Wagner mercenaries observed exiting Belarus

Mercenaries with the Russian private military company Wagner Group were observed leaving Belarus where the group’s forces had set up camp since a failed rebellion against Russian military leaders in June, according to Andrii Demchenko, a spokesman for Ukraine’s State Border Guard Service.

The group’s movements were observed by Ukrainian border guards and intelligence officials, Demchenko said Thursday.

The reported exit comes a day after Wagner leader Yvegeny Prigozhin and the group’s co-founder and operations manager Dmitry Utkin were presumed to have died in a plane crash near Moscow.

-ABC News’ Will Gretsky


Ukrainian forces move into occupied Crimea, official says

Ukrainian troops have landed in occupied Crimea, a state defense official said on Thursday.

The landing in territory long held by Russian forces was accomplished without Ukrainian casualties, Andriy Yusov, spokesperson for the Defense Ministry, said on Telegram. Russian forces suffered personnel losses, he said.

Russia illegally annexed Crimea from Ukraine in 2014.

-ABC News’ Joe Simonetti


US defends NATO decision on Ukraine membership

The United States is standing by the NATO communique released Tuesday and its language around Ukraine joining the alliance, despite criticism from Ukrainian President Volodymyr Zelenskyy over the lack of a timeline to do so.

"The United States clearly joined with NATO allies in agreeing to a strong positive message reaffirming that Ukraine will become a member of the alliance," U.S. National Security Council Senior Director for Europe Amanda Sloat said during a press briefing in Lithuania's capital on Wednesday morning, on the final day of a high-stakes NATO summit. "And as the communique has made clear, as the president has spoken to directly in the past, we recognize that Ukraine has already made significant progress in terms of reforms. That was part of what led to allies making the decision to say that the Membership Action Plan was no longer required for Ukraine."

"But as both the president has said and as the communique made clear, there is still the need for Ukraine to take further democratic and security sector reforms," she added.
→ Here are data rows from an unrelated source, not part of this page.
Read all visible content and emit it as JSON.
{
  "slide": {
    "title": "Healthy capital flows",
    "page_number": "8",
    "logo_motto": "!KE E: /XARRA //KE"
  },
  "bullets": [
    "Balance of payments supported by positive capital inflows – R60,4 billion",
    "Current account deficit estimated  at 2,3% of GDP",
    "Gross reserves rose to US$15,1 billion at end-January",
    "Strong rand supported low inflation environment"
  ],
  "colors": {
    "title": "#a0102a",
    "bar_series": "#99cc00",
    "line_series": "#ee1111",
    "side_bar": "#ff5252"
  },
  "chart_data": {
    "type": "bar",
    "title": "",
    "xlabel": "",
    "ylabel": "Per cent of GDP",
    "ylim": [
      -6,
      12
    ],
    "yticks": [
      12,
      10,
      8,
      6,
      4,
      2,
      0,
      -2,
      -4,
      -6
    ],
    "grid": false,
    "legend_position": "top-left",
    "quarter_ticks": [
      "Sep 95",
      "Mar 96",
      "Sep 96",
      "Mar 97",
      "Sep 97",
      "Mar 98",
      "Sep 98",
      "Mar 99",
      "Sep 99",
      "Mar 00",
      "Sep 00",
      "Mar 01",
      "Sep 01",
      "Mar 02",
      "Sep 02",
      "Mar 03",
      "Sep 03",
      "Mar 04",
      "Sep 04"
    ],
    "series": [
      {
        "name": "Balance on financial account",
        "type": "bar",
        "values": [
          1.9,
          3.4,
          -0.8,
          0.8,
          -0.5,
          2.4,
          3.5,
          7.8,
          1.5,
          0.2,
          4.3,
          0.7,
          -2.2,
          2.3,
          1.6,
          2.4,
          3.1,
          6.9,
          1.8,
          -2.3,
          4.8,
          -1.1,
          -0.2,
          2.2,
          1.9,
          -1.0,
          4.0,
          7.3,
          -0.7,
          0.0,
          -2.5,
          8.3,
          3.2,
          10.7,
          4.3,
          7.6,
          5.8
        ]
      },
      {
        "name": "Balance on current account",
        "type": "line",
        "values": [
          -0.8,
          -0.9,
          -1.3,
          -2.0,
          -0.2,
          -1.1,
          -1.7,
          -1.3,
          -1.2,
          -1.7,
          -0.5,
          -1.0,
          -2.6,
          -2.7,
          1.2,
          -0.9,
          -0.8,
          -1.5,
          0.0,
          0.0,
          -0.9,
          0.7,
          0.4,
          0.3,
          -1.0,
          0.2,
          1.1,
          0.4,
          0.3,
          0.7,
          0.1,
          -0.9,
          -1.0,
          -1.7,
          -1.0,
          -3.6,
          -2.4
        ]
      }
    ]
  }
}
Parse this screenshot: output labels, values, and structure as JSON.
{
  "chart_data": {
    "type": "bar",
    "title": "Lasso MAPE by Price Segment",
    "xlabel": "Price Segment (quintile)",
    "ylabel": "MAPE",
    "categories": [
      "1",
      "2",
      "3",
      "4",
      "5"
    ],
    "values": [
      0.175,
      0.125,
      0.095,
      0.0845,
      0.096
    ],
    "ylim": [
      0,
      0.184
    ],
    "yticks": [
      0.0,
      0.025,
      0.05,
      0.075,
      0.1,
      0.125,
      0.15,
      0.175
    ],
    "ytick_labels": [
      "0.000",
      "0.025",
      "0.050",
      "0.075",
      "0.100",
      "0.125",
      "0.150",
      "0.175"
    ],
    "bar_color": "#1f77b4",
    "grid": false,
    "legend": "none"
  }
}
Sloat told reporters that the U.S. has been and would continue to work with Ukraine both bilaterally and through the NATO alliance to ensure that the reforms required to join the alliance are met.

When asked to respond to Zelenskyy's criticism that the lack of a timeline was "unprecedented and absurd," Sloat defended the agreement as a significant one.

"I would agree that the communique is unprecedented, but I see that in a positive way. We joined with allies yesterday in agreeing to a very strong, positive message. We reaffirmed that Ukraine will become a member of the NATO alliance," she said, arguing that removing the Membership Action Plan requirement for Ukraine was a "very significant" step on NATO's part.